Конечно же, осенью 1940-го датский Государственный музей искусств контролировался нацистами. Так что там не было ни кубизма, ни фовизма, ни экспрессионизма — один фашизм. Статные мужчины с копьями и покорные женщины с младенцем у груди.

Удивительно, насколько все фанатики любят гармонию в искусстве! Нацисты отправили в газовые камеры целый народ, но не могли видеть увечья на холсте. Но бывает и наоборот. Самый мирный народ может увлечься искажением и насилием в искусстве. Я не знаю человека более приличного, чем мой сын, Оулав Святой. Но в свое время он с головой ушел в панк и целыми семестрами просиживал у себя в комнате, слушая на полной громкости шедевры музыкального терроризма. А с ним были эдакие мышки, которых я прозвала «анархкиски»: тоже все из себя приличные, с булавочками в носу и в рваных колготках — они осторожно прокрадывались в коридор и втягивали голову в плечи, когда спрашивали, где здесь туалет. Наверно, они все потом стали депутатками Партии прогресса.

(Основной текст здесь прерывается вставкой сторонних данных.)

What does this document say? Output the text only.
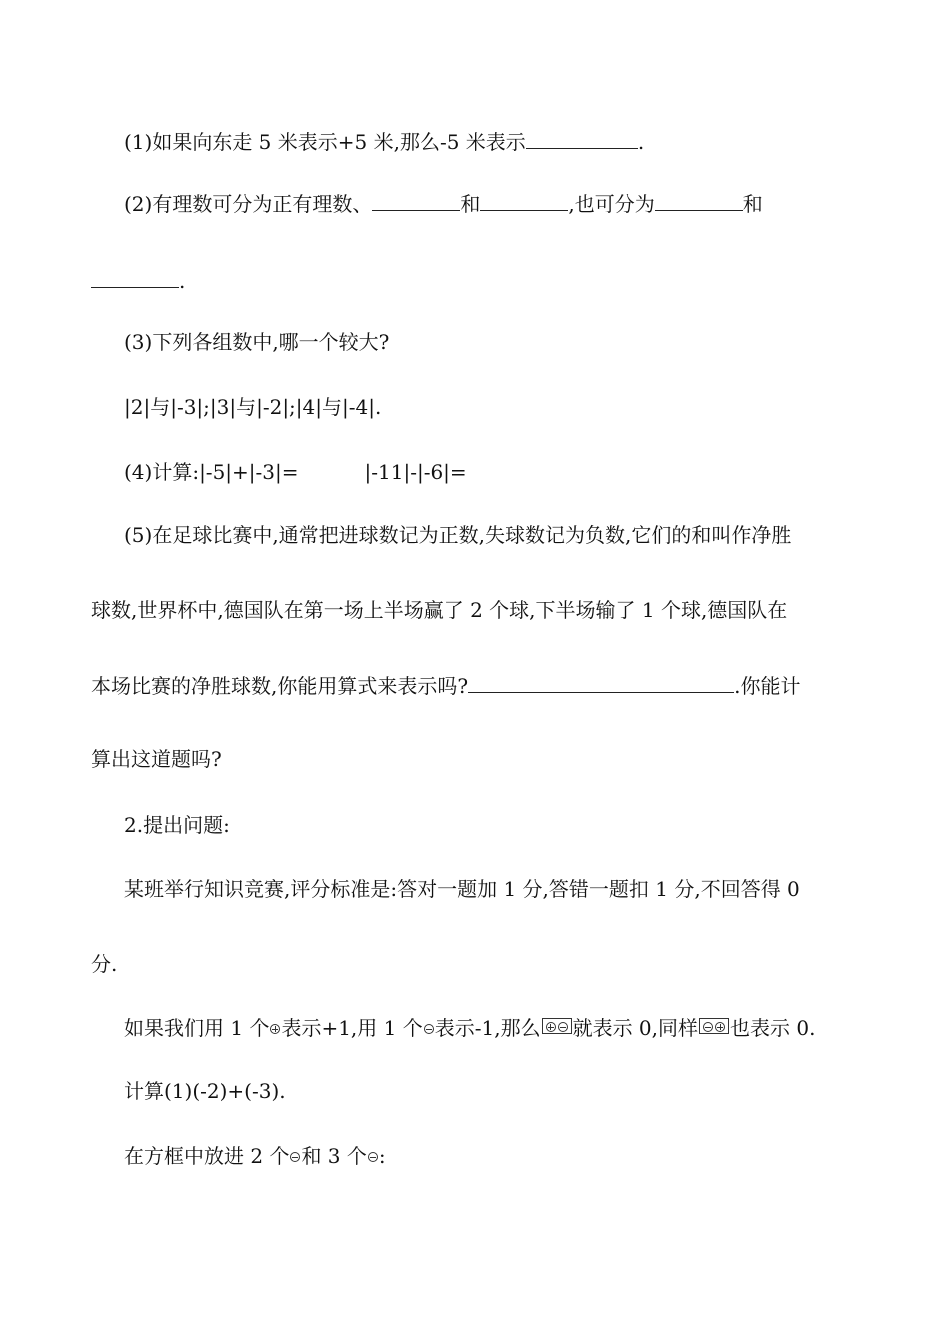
(1)如果向东走 5 米表示+5 米,那么-5 米表示	.
(2)有理数可分为正有理数、	和	,也可分为	和
.
(3)下列各组数中,哪一个较大?
|2|与|-3|;|3|与|-2|;|4|与|-4|.
(4)计算:|-5|+|-3|=	|-11|-|-6|=
(5)在足球比赛中,通常把进球数记为正数,失球数记为负数,它们的和叫作净胜
球数,世界杯中,德国队在第一场上半场赢了 2 个球,下半场输了 1 个球,德国队在
本场比赛的净胜球数,你能用算式来表示吗?	.你能计
算出这道题吗?
2.提出问题:
某班举行知识竞赛,评分标准是:答对一题加 1 分,答错一题扣 1 分,不回答得 0
分.
如果我们用 1 个 表示+1,用 1 个 表示-1,那么 就表示 0,同样 也表示 0.
计算(1)(-2)+(-3).
在方框中放进 2 个 和 3 个 :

Жизнь всегда стремится к балансу.

Я снова зашла в Государственный музей после войны; конечно, тогда Матисс и Ко снова вернулись на стены. Я помню самое лучшее полотно — «Тайную вечерю» Эмиля Нольде: мужественное и красочное изображение страданий Христа в окружении предателей. Я никогда не могла отделаться от мысли, что тут художник заглянул в будущее (картина датируется 1909 годом) и изобразил самого себя в дурном обществе, ведь Эмиль рано примкнул к нацистам. С другой стороны, он всегда был слишком большим художником, чтобы вместиться в рамки этой убогой партии. Его работы были слишком crazy, как выразился бы мой Боб. Слишком много цвета для тех глаз, которые через несколько лет разбомбили всю Европу.